John C. Calhoun, at the age of 68, died of tuberculosis on March 31, 1850 at the Old Brick Capitol boarding house in Washington, D.C. Many know his name, but few remember that at one point, he was one of the most powerful figures in American politics.
Calhoun served in the South Carolina legislature and was elected to the U.S. House of Representatives in 1811, serving three terms. One year later, Calhoun and Henry Clay, two famous “war hawks,” convinced the House to declare war on Great Britain.
From 1817 to 1825 Calhoun served as Secretary of War under Pres. James Monroe. In 1824 he ran for the presidency (against John Quincy Adams, Henry Clay and Andrew Jackson) and ultimately served as vice president under Adams. Four years later, Calhoun was re-elected vice president under Andrew Jackson.
Calhoun supported the Tariff of 1828, in opposition of Pres. Jackson. Calhoun wrote an essay, “The South Carolina Exposition and Protest” in which he advocated that a state had the right to veto any federal law that went beyond the enumerated powers and encroached upon the residual powers of the State.
Also, during this time, Washington D.C. became embroiled in something called “the Petticoat Affair.” Calhoun’s wife, Floride, who was queen of D.C. society, organized Cabinet member’s wives against Peggy Eaton, wife of Sect. of War John Eaton. Floride alleged that John and Peggy had engaged in an adulterous affair while Mrs. Eaton was still married to her first husband. Jackson, who was close friends with Eaton, resented the Calhoun’s attack, creating even more tension between the president and vice president.
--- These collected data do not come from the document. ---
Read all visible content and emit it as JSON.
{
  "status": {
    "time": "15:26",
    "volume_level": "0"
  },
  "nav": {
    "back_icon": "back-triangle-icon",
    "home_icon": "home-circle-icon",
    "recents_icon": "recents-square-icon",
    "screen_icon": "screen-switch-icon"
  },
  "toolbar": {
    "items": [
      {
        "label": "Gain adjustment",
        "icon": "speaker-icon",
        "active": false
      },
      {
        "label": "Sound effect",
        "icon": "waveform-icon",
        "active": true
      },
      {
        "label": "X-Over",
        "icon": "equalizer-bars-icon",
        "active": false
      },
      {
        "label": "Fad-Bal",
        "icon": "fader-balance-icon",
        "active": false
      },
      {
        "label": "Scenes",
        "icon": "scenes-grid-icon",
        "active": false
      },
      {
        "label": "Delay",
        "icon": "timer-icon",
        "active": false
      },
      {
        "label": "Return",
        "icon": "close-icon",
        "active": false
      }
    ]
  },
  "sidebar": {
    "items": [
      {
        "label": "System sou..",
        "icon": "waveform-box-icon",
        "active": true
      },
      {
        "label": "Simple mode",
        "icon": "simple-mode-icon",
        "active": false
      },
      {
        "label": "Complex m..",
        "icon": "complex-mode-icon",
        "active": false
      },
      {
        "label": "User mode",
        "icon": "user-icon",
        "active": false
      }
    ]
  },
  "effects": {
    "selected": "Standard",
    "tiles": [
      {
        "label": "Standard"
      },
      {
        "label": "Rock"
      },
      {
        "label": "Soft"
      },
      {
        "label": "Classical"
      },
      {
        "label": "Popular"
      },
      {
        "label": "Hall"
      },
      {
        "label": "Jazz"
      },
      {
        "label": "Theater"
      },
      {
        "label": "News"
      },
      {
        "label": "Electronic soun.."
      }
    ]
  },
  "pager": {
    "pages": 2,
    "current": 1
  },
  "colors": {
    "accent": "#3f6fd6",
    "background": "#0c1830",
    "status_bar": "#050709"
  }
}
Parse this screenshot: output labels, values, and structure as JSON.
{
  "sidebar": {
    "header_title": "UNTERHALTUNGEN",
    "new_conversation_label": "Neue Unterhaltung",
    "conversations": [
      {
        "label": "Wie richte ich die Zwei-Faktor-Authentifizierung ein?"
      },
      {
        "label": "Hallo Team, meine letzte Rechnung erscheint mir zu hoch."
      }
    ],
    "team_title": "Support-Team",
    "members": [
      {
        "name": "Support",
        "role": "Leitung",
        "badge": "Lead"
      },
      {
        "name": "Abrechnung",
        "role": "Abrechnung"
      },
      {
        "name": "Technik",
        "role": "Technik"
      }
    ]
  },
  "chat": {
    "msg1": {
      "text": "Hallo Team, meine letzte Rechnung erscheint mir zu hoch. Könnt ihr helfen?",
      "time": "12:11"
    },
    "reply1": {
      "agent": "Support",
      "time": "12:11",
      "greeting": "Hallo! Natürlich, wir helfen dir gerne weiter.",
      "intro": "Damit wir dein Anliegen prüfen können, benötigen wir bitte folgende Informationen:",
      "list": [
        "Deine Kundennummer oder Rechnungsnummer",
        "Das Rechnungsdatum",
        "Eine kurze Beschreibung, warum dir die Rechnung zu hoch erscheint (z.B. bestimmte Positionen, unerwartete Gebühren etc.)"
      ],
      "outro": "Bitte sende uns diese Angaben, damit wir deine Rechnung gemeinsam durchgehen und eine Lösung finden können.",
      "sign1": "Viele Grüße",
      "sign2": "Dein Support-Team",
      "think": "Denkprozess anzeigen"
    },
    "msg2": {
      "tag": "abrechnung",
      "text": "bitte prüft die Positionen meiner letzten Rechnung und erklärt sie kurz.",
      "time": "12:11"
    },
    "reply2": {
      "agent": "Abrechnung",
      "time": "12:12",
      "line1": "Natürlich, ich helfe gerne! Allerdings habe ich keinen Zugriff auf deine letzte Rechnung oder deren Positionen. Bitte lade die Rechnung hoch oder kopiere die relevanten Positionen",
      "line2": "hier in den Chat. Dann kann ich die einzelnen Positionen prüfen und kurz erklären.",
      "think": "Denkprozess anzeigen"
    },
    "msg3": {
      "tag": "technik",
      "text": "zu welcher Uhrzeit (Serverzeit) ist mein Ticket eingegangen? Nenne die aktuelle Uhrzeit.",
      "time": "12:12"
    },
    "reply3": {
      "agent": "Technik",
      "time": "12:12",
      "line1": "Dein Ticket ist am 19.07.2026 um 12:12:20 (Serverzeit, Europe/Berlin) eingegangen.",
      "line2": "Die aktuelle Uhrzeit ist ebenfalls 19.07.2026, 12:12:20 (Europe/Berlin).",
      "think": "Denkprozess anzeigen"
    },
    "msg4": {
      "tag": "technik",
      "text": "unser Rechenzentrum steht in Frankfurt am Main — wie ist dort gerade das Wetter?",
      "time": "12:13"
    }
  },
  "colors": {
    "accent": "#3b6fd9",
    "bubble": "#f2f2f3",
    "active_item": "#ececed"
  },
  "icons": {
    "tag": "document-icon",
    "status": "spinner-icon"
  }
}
In 1832 the South Carolina legislature nullified a Federal agriculture tariff, citing Calhoun’s “Exposition.” Pres. Jackson threatened to send naval war ships to Charleston to hang Calhoun or any man who worked to support nullification or secession unless South Carolina relented. Ultimately, a compromise was reached and passions cooled, but many of the South’s leaders smoldered with resentment of the Federal government’s growing dictatorial power, planting the seeds for the South’s secession, twenty-eight years later.
On December 12, 1832, Calhoun was elected to fill the U.S. Senate seat vacated by Robert Hayne, who had been elected South Carolina governor. On the 28th Calhoun resigned the Vice Presidency, the first man to do so. He was also the second and last vice president to serve under two presidents (George Clinton is the other.)
As a senator Calhoun engaged in one of the Senate’s most famous debates with Daniel Webster over slavery and states’ rights. In 1844 Pres. John Tyler appointed him as Secretary of State for two years during which time Calhoun supervised the Texas annexation and the creation of the Oregon Territory.
Calhoun then returned to the Senate in 1846 where he opposed the Mexican War and helped to defeat the Wilmot Proviso.
After his death he was buried at St. Philip’s Cemetery in Charleston. Toward the end of the Civil War, Calhoun’s supporters were concerned that Union troops in the city would ransack his grave, so during the night, they removed his coffin to a hiding place beneath the stairs of the church. The next night, they buried the coffin in an unmarked grave. In 1871, it was exhumed and returned to its original spot. In 1884, Calhoun’s brick tomb was replaced by a decorative sarcophagus by the South Carolina government.
In 2000 the U.S. Senate honored Calhoun as one of the seven greatest senators of all time.